A estrada é excelente, três pistas em cada sentido, um canteiro de flores entre as duas mãos, além do acostamento. O ônibus segue macio, o piso é perfeito. Rodovias como essa cortam o agora Portugal europeu ( antes, era africano!). Imagino que aqui está uma boa parte da dívida imensa que afoga o país. Ironia, que os maiores beneficiários sejam os outros europeus e turistas em geral, que chegam aos milhares, em carros alugados. Mas, o turismo é a ainda a melhor opção de trabalho em Portugal, hoje. Quando entramos na costa alentejana, a paisagem muda, nada mais de morros, nem meias laranjas. Oliveiras e sobreiros ainda estão presentes, mas se avistam também pinheiros, tanto os de copas como os outros a que chamamos pinheiros de natal. No meio deles, cresce uma outra espécie, de folhas quase brancas, o que dá a impressão de neve no pinheiral. Só no terço final, aparecem alguns rebanhos de gado e as primeiras casitas, avulsas, afastadas umas das outras. Vejo também plantações de cana de açúcar, pelo menos é o que me parece.
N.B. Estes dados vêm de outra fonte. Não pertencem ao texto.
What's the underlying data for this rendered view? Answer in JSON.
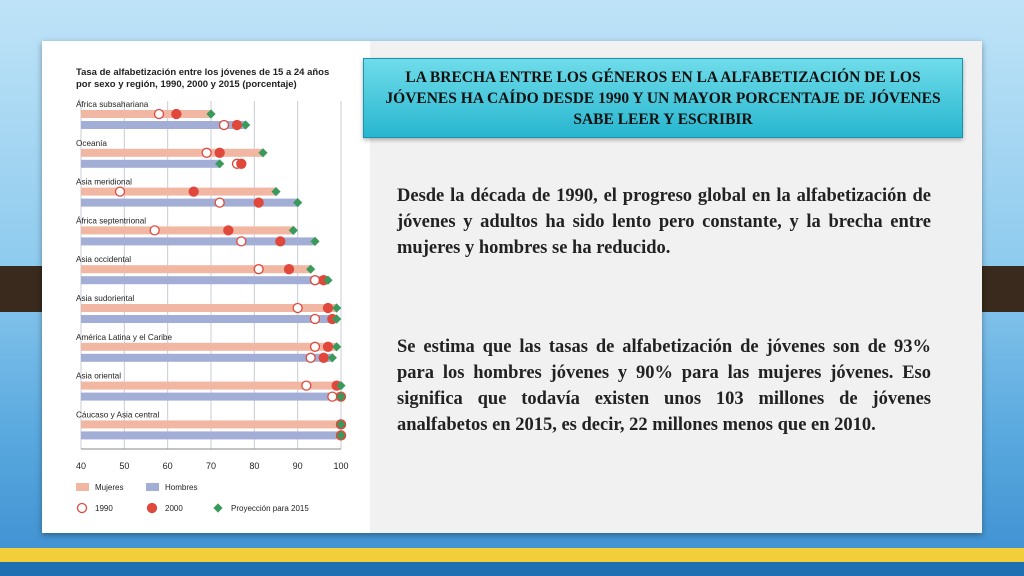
{
  "slide": {
    "title": "LA BRECHA ENTRE LOS GÉNEROS EN LA ALFABETIZACIÓN DE LOS JÓVENES HA CAÍDO DESDE 1990 Y UN MAYOR PORCENTAJE DE JÓVENES SABE LEER Y ESCRIBIR",
    "paragraph1": "Desde la década de 1990, el progreso global en la alfabetización de jóvenes y adultos ha sido lento pero constante, y la brecha entre mujeres y hombres se ha reducido.",
    "paragraph2": "Se estima que las tasas de alfabetización de jóvenes son de 93% para los hombres jóvenes y 90% para las mujeres jóvenes. Eso significa que todavía existen unos 103 millones de jóvenes analfabetos en 2015, es decir, 22 millones menos que en 2010."
  },
  "colors": {
    "mujeres_bar": "#f2b7a3",
    "hombres_bar": "#a3aed6",
    "marker_red": "#e0483b",
    "marker_green": "#3a9a5b",
    "title_box": "#3cc4da"
  },
  "chart_data": {
    "type": "bar",
    "orientation": "horizontal",
    "title_line1": "Tasa de alfabetización entre los jóvenes de 15 a 24 años",
    "title_line2": "por sexo y región, 1990, 2000 y 2015 (porcentaje)",
    "xlim": [
      40,
      100
    ],
    "xticks": [
      "40",
      "50",
      "60",
      "70",
      "80",
      "90",
      "100"
    ],
    "grid": true,
    "legend_position": "bottom",
    "legend": {
      "mujeres": "Mujeres",
      "hombres": "Hombres",
      "y1990": "1990",
      "y2000": "2000",
      "y2015": "Proyección para 2015"
    },
    "series_bar_value": "2015 projection",
    "regions": [
      {
        "name": "África subsahariana",
        "mujeres": {
          "1990": 58,
          "2000": 62,
          "2015": 70
        },
        "hombres": {
          "1990": 73,
          "2000": 76,
          "2015": 78
        }
      },
      {
        "name": "Oceanía",
        "mujeres": {
          "1990": 69,
          "2000": 72,
          "2015": 82
        },
        "hombres": {
          "1990": 76,
          "2000": 77,
          "2015": 72
        }
      },
      {
        "name": "Asia meridional",
        "mujeres": {
          "1990": 49,
          "2000": 66,
          "2015": 85
        },
        "hombres": {
          "1990": 72,
          "2000": 81,
          "2015": 90
        }
      },
      {
        "name": "África septentrional",
        "mujeres": {
          "1990": 57,
          "2000": 74,
          "2015": 89
        },
        "hombres": {
          "1990": 77,
          "2000": 86,
          "2015": 94
        }
      },
      {
        "name": "Asia occidental",
        "mujeres": {
          "1990": 81,
          "2000": 88,
          "2015": 93
        },
        "hombres": {
          "1990": 94,
          "2000": 96,
          "2015": 97
        }
      },
      {
        "name": "Asia sudoriental",
        "mujeres": {
          "1990": 90,
          "2000": 97,
          "2015": 99
        },
        "hombres": {
          "1990": 94,
          "2000": 98,
          "2015": 99
        }
      },
      {
        "name": "América Latina y el Caribe",
        "mujeres": {
          "1990": 94,
          "2000": 97,
          "2015": 99
        },
        "hombres": {
          "1990": 93,
          "2000": 96,
          "2015": 98
        }
      },
      {
        "name": "Asia oriental",
        "mujeres": {
          "1990": 92,
          "2000": 99,
          "2015": 100
        },
        "hombres": {
          "1990": 98,
          "2000": 100,
          "2015": 100
        }
      },
      {
        "name": "Cáucaso y Asia central",
        "mujeres": {
          "1990": 100,
          "2000": 100,
          "2015": 100
        },
        "hombres": {
          "1990": 100,
          "2000": 100,
          "2015": 100
        }
      }
    ]
  }
}
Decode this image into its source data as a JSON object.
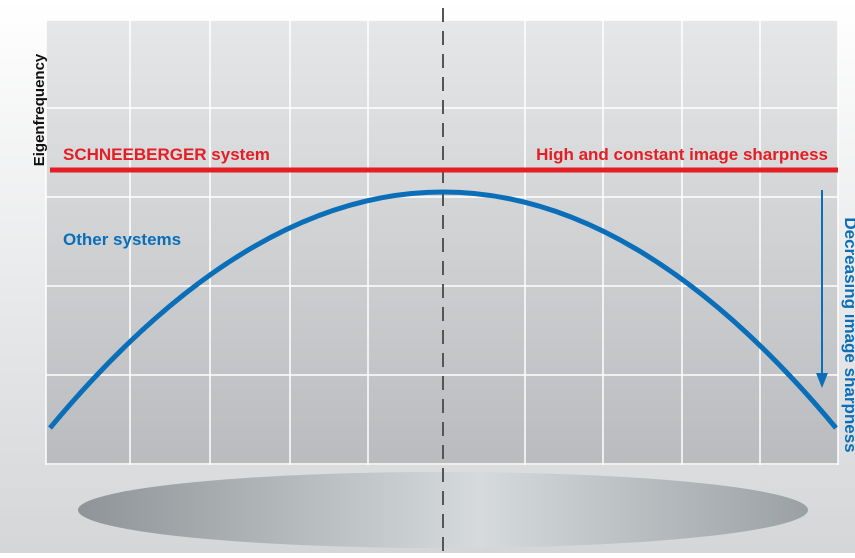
{
  "y_axis_label": "Eigenfrequency",
  "red_line": {
    "left_label": "SCHNEEBERGER system",
    "right_label": "High and constant image sharpness"
  },
  "blue_curve": {
    "label": "Other systems"
  },
  "arrow_label": "Decreasing image sharpness"
}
Um pouco antes da chegada, avisto de longe a muralha do castelo de São Jorge, mas Lisboa ainda está longe. O ônibus dá uma volta, contorna pelo outro lado, passa pela bela ponte sobre o Tejo, a Vasco da Gama, são quase quatro da tarde, quando chego na Rodoviária. Dessa vez, me entrego, nem hesito, estou morta de fome e cansaço. Pego um táxi, mais alguns minutos, estou de novo no Florescente, onde sou recebida com a simpatia de sempre.
Hoje é domingo, deve ser quase uma da tarde. Vou dar uma volta, comer alguma coisa, volto para o hotel: preciso refazer as malas, pela última vez. E dormir até amanhã cedo. Programa, nem pensar. Quero voltar. Um beijo a todos.